The action will put pressure on Corey, who already faces criticism from some legal experts for the unsuccessful prosecution of the case, which led to the acquittal of Zimmerman for shooting unarmed black teenager Trayvon Martin. Zimmerman’s defense has also called for sanctions against her and her prosecution team.

Ben Kruidbos, Corey’s former director of information technology, was fired after testifying at a pre-trial hearing on June 6 that prosecutors failed to turn over potentially embarrassing evidence extracted from Martin’s cell phone to the defense, as required by evidence-sharing laws.

‘We will be filing a whistleblower action in (Florida’s Fourth Judicial District) Circuit Court,’ said Kruidbos’ attorney Wesley White, himself a former prosecutor who was hired by Corey but resigned in December because he disagreed with her prosecutorial priorities. He said the suit will be filed within the next 30 days.

Who could possibly disagree with Angela Corey’s prosecutorial priorities?

FINAL THOUGHTS:

Still to come in this case are hearings on the remaining sanctions motions against the prosecution.  I expect Judge Nelson to find no Brady violations and to dismiss those motions without breaking a sweat.

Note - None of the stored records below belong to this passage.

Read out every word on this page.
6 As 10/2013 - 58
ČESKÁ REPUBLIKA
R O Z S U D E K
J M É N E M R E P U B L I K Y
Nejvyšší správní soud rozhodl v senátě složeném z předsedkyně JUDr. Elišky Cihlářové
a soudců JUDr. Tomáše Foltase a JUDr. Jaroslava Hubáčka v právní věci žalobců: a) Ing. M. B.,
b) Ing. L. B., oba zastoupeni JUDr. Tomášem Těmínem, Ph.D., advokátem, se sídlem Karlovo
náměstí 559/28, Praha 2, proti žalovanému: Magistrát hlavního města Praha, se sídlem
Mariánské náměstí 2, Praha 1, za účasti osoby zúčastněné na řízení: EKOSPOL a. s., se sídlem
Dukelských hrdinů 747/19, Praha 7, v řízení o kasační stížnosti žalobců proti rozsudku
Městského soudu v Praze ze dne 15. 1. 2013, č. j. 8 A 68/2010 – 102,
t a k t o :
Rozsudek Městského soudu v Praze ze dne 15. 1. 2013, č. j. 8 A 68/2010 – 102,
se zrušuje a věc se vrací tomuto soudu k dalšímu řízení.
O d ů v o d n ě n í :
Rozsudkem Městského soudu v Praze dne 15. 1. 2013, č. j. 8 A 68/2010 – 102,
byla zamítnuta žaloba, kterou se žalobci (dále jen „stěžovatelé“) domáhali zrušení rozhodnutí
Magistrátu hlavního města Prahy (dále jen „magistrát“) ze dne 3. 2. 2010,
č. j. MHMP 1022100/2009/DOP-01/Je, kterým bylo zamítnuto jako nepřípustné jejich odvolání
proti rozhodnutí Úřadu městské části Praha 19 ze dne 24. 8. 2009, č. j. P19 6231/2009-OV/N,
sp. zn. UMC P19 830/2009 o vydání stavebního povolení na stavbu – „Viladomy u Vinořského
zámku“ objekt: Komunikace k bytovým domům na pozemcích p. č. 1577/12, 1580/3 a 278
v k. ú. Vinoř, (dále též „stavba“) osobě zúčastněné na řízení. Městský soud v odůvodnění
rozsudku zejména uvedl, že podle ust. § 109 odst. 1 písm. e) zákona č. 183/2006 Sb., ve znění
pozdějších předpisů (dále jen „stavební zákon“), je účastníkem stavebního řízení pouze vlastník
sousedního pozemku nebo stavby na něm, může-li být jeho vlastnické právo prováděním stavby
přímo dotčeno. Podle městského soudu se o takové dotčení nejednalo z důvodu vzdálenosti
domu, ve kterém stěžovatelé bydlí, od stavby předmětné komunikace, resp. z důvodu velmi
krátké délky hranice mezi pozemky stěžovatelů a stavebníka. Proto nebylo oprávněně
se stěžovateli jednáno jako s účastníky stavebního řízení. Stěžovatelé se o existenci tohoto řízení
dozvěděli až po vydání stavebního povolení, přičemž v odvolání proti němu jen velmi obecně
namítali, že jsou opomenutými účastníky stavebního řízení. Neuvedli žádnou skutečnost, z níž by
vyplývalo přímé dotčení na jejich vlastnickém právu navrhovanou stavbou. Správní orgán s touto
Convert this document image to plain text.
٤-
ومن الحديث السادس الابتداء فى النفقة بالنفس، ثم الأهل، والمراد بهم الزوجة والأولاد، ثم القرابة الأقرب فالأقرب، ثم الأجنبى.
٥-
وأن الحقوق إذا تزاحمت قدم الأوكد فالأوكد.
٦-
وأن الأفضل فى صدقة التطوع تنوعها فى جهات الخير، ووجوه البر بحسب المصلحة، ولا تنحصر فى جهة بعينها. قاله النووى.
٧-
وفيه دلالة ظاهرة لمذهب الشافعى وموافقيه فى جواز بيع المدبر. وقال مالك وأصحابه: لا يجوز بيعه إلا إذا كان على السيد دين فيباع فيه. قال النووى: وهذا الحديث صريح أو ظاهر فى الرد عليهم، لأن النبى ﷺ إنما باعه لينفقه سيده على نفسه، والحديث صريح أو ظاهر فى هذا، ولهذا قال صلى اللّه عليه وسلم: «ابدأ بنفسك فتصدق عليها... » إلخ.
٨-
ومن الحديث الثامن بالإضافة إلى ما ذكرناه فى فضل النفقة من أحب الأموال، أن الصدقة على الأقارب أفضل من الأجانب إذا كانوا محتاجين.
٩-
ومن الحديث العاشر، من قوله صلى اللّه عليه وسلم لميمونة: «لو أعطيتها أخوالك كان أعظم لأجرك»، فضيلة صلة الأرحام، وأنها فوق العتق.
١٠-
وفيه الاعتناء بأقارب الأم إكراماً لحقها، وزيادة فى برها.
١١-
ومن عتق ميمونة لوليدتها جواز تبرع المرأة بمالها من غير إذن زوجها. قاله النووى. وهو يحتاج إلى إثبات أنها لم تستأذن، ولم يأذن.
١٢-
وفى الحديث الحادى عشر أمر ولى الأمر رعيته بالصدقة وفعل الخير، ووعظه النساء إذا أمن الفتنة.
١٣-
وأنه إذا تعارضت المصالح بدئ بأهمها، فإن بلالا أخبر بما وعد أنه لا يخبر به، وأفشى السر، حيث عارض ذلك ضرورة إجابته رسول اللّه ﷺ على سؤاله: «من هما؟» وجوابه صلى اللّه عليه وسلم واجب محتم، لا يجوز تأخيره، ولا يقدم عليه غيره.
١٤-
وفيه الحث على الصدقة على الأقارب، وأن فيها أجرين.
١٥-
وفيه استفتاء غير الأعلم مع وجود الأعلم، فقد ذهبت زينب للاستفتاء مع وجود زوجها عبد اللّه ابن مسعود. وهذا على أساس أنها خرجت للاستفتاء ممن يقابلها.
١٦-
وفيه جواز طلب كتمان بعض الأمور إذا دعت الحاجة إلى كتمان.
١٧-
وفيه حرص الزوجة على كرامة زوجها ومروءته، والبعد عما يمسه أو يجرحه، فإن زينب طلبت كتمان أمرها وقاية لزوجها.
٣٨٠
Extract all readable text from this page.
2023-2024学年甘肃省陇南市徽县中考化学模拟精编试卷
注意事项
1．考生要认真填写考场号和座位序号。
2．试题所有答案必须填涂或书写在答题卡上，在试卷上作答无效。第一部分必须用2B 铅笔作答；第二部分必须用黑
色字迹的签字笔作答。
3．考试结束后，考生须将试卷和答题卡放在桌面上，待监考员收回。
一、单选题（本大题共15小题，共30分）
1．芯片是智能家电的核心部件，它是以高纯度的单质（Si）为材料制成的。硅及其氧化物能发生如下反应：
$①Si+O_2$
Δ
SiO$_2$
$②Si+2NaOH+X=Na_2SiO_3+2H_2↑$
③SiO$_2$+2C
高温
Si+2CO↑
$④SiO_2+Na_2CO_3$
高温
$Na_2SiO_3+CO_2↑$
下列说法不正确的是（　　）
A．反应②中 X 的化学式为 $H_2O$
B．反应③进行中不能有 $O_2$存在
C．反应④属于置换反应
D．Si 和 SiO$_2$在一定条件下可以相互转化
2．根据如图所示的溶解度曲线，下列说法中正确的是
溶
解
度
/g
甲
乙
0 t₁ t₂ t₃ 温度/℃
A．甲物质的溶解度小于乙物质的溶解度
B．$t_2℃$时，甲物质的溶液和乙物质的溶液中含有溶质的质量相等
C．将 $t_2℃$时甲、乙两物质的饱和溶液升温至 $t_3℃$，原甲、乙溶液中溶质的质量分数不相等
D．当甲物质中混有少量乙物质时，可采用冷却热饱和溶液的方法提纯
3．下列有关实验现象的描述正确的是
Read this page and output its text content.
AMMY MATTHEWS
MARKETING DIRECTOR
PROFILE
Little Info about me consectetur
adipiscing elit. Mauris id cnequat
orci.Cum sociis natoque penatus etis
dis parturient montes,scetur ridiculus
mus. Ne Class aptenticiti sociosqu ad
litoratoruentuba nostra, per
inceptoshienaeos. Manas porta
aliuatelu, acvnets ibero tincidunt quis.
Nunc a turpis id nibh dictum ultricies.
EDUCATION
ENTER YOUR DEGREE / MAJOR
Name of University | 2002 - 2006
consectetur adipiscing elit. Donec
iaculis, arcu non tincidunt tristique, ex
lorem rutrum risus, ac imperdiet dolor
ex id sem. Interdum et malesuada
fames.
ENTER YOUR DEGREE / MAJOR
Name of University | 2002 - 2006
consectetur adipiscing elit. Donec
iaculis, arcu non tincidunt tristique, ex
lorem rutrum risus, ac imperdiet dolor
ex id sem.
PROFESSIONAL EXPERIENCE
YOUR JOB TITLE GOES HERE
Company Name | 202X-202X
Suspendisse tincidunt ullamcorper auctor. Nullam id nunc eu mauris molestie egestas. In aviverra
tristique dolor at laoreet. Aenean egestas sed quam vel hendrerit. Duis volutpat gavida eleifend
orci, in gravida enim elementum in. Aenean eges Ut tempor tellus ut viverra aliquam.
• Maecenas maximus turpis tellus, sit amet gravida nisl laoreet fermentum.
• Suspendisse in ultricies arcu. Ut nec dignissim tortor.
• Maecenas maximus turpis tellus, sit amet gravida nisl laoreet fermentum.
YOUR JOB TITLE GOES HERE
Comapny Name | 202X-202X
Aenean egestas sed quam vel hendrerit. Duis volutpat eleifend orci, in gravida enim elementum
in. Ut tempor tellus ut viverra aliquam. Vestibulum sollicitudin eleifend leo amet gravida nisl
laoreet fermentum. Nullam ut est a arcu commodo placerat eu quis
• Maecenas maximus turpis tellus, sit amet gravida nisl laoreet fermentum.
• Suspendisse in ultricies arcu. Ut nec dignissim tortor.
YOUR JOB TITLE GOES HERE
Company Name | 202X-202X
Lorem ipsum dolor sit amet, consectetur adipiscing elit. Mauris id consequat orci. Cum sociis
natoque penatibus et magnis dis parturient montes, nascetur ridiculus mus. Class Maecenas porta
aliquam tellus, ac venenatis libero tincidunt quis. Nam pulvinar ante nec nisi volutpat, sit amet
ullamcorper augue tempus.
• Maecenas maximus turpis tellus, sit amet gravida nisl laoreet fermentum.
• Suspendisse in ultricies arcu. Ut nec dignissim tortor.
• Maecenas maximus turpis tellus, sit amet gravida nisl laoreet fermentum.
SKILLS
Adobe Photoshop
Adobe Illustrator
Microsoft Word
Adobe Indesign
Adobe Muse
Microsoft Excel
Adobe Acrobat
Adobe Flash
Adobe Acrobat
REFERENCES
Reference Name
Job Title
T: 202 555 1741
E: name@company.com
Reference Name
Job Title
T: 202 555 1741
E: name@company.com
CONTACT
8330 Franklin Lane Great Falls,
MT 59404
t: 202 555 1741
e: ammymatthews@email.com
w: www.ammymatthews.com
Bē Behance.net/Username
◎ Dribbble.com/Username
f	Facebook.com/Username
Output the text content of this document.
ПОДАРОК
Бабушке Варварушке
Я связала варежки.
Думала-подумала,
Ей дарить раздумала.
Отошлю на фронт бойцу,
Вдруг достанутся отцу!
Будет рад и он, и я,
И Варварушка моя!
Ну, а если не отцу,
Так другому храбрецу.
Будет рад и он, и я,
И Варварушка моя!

Also on the horizon is Shellie Zimmerman’s trail for perjury.  I’ll be reporting in depth on that upcoming trial in the very near future.

Roger Simon at PJ Media notes that the Trayvon Martin rallies planned for 100 cities over the weekend didn’t quite pan out as expected:

In other words, the turnout was somewhere between minuscule and puny — maybe, at best, fifteen thousand people nationwide in a country of 314 million. (You do the math on that one…. Okay, I’ll do it. That’s .00005 of the population.)

If the response of the institutional Left teaches us anything about this case, it is that this was never about this case.  Convicted or acquitted, they would still be demonstrating about their never changing, never ending priorities, all of which would greatly diminish individual liberty and strengthen the imperial state.

Among the many outrages in this case is the continuing manipulation of Trayvon Martin, a young man who has become a perpetual political puppet of the hard left.  It’s a shame such people are incapable of feeling shame.

Let’s give Mr. Simon the last word:

As one who has had the great fortune to travel the world and visit some sixty countries, the USA, in my view, is the least racist of all.

Is there still racism here? Of course. Will there always be? Most likely, humans being what they are.

But the best way to get rid of what remains is to shut up about it.

The sooner the Trayvon Martin/George Zimmerman affair disappears in the rear view mirror, the better for all of us.